El rey Hierón era hijo bastardo, el resultado de una indiscreción de juventud de un rico siracusano: toda la ciudad lo sabía. Arquímedes suponía que la joven debía de ser la hija legítima de aquel hombre rico. Él no era de su clase. En realidad no debería estar allí, en los aposentos privados de la casa, hablando con ella. En Siracusa, las mujeres gozaban de más libertad que en muchas otras ciudades griegas, pero, aun así, era desde todo punto de vista incorrecto que un hombre se metiese en una casa y charlara con la hermana soltera del propietario sin haber sido previamente presentados y sin vigilancia, y más aún si esa joven era la hija de un noble y la hermana de un rey. No obstante, Arquímedes se arregló el manchado manto y se dijo para sus adentros, desafiante, que él era demócrata.

—Puedo fabricar un aulos de agua —declaró—. Si tu hermano está dispuesto a pagar por él, me encantaría fabricártelo. De todos modos, prefiero los instrumentos de viento a los de agua.

Ante eso, ella sonrió de nuevo, de forma lenta y prolongada, y entonces él supo que había dicho lo apropiado y le devolvió la sonrisa.

—¿Cómo te llamas? —preguntó la joven.

Él acababa de abrir la boca para contestar cuando la respuesta les llegó en un tono de desaprobación:

—¡Arquímedes, hijo de Fidias!

Ambos se giraron a la vez, y vieron a cuatro hombres que se dirigían hacia ellos.

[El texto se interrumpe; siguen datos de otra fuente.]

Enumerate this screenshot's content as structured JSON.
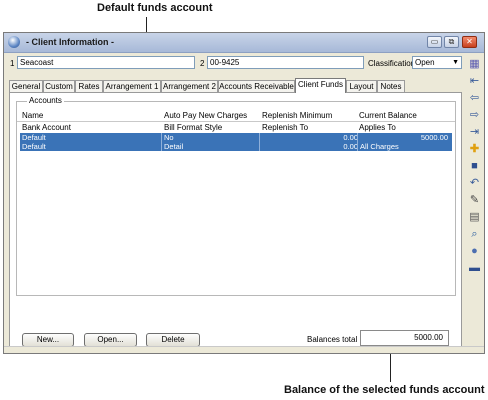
{
  "callouts": {
    "top": "Default funds account",
    "bottom": "Balance of the selected funds account"
  },
  "window": {
    "title": "- Client Information -",
    "controls": {
      "minimize": "▭",
      "restore": "⧉",
      "close": "✕"
    }
  },
  "client": {
    "number_label": "1",
    "name": "Seacoast",
    "code_label": "2",
    "code": "00-9425",
    "classification_label": "Classification",
    "classification_value": "Open"
  },
  "tabs": [
    {
      "label": "General"
    },
    {
      "label": "Custom"
    },
    {
      "label": "Rates"
    },
    {
      "label": "Arrangement 1"
    },
    {
      "label": "Arrangement 2"
    },
    {
      "label": "Accounts Receivable"
    },
    {
      "label": "Client Funds",
      "active": true
    },
    {
      "label": "Layout"
    },
    {
      "label": "Notes"
    }
  ],
  "accounts": {
    "group_label": "Accounts",
    "headers_row1": [
      "Name",
      "Auto Pay New Charges",
      "Replenish Minimum",
      "Current Balance"
    ],
    "headers_row2": [
      "Bank Account",
      "Bill Format Style",
      "Replenish To",
      "Applies To"
    ],
    "rows": [
      {
        "name": "Default",
        "auto_pay": "No",
        "replenish_min": "0.00",
        "current_balance": "5000.00"
      },
      {
        "name": "Default",
        "auto_pay": "Detail",
        "replenish_min": "0.00",
        "current_balance": "All Charges"
      }
    ]
  },
  "buttons": {
    "new": "New...",
    "open": "Open...",
    "delete": "Delete"
  },
  "balances": {
    "label": "Balances total",
    "value": "5000.00"
  },
  "toolbar_icons": [
    "grid-icon",
    "import-icon",
    "back-icon",
    "forward-icon",
    "export-icon",
    "add-icon",
    "save-icon",
    "undo-icon",
    "edit-doc-icon",
    "doc-icon",
    "search-icon",
    "database-icon",
    "divider-icon"
  ],
  "colors": {
    "selection": "#3a73b7",
    "window_bg": "#ece9d8",
    "title_bar": "#b7c6e0"
  }
}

Uno era Dionisos; otro, el exaltado mayordomo; otro, un hombre de cierta edad, y el cuarto, con su manto de color púrpura, tenía que ser el regente Leptines.

Capítulo 4

Arquímedes se puso en pie y se quedó mirando al regente con cara de bobo. La muchacha, sin embargo, no mostró signos de alarma.

—¡Salud, padre! —exclamó, sonriendo a Leptines—. Este caballero toca el aulos. Estaba explicándome la manera de obtener las notas intermedias.

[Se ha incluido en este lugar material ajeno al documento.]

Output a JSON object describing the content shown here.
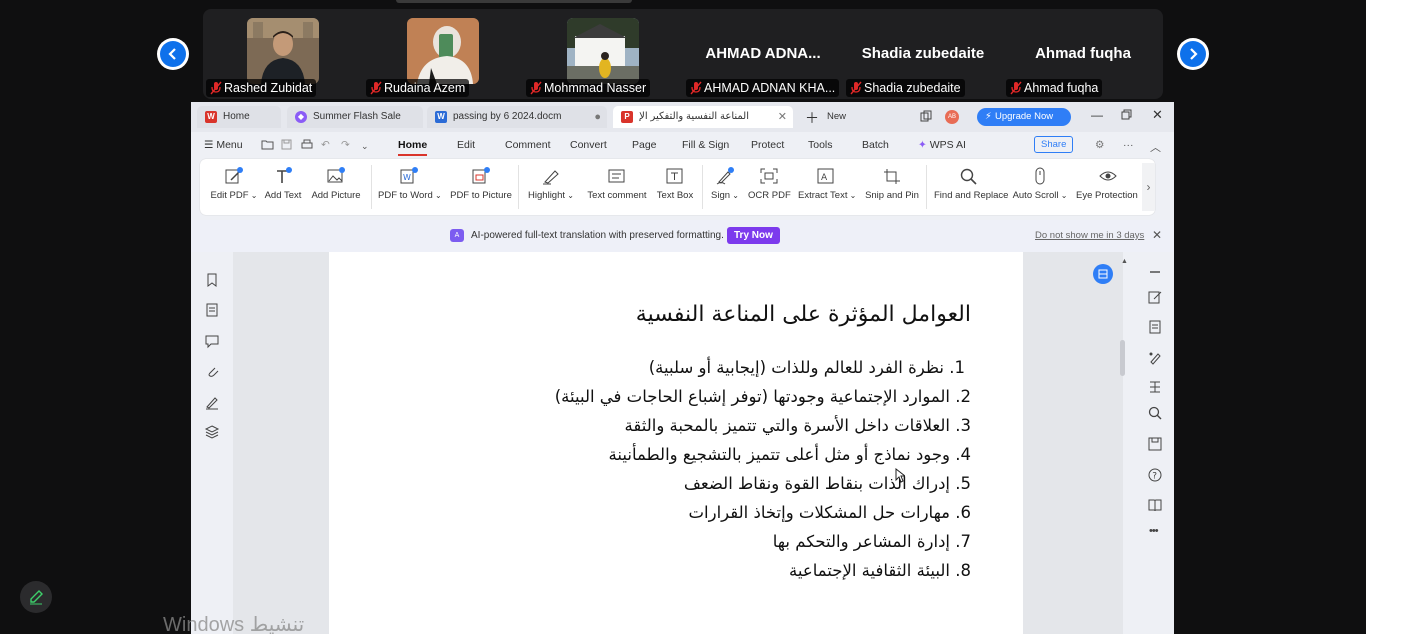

El regente no se calmó con la explicación. Era un hombre alto, de rostro severo y pelo canoso. Se detuvo junto a la fuente y le lanzó a Arquímedes una cáustica mirada.

Arquímedes se sonrojó. Después pensó que debería haberse sentido asustado, pero en ese momento simplemente se sentía violento. ¡Qué manera tan estúpida de perder un trabajo!

—Yo… no sabía quién estaba tocando —tartamudeó a la defensiva—. Ni siquiera me había dado cuenta de que se trataba de una mujer. Yo… sólo he oído la música y he pensado que podría compartir un truco con un colega aulista. No pretendía ser irrespetuoso, señor.

El regente pareció apaciguarse un poco con la aclaración, pero aun así preguntó fríamente:

—¿Acostumbras a entrar en las estancias privadas de las casas ajenas sin invitación previa, muchacho?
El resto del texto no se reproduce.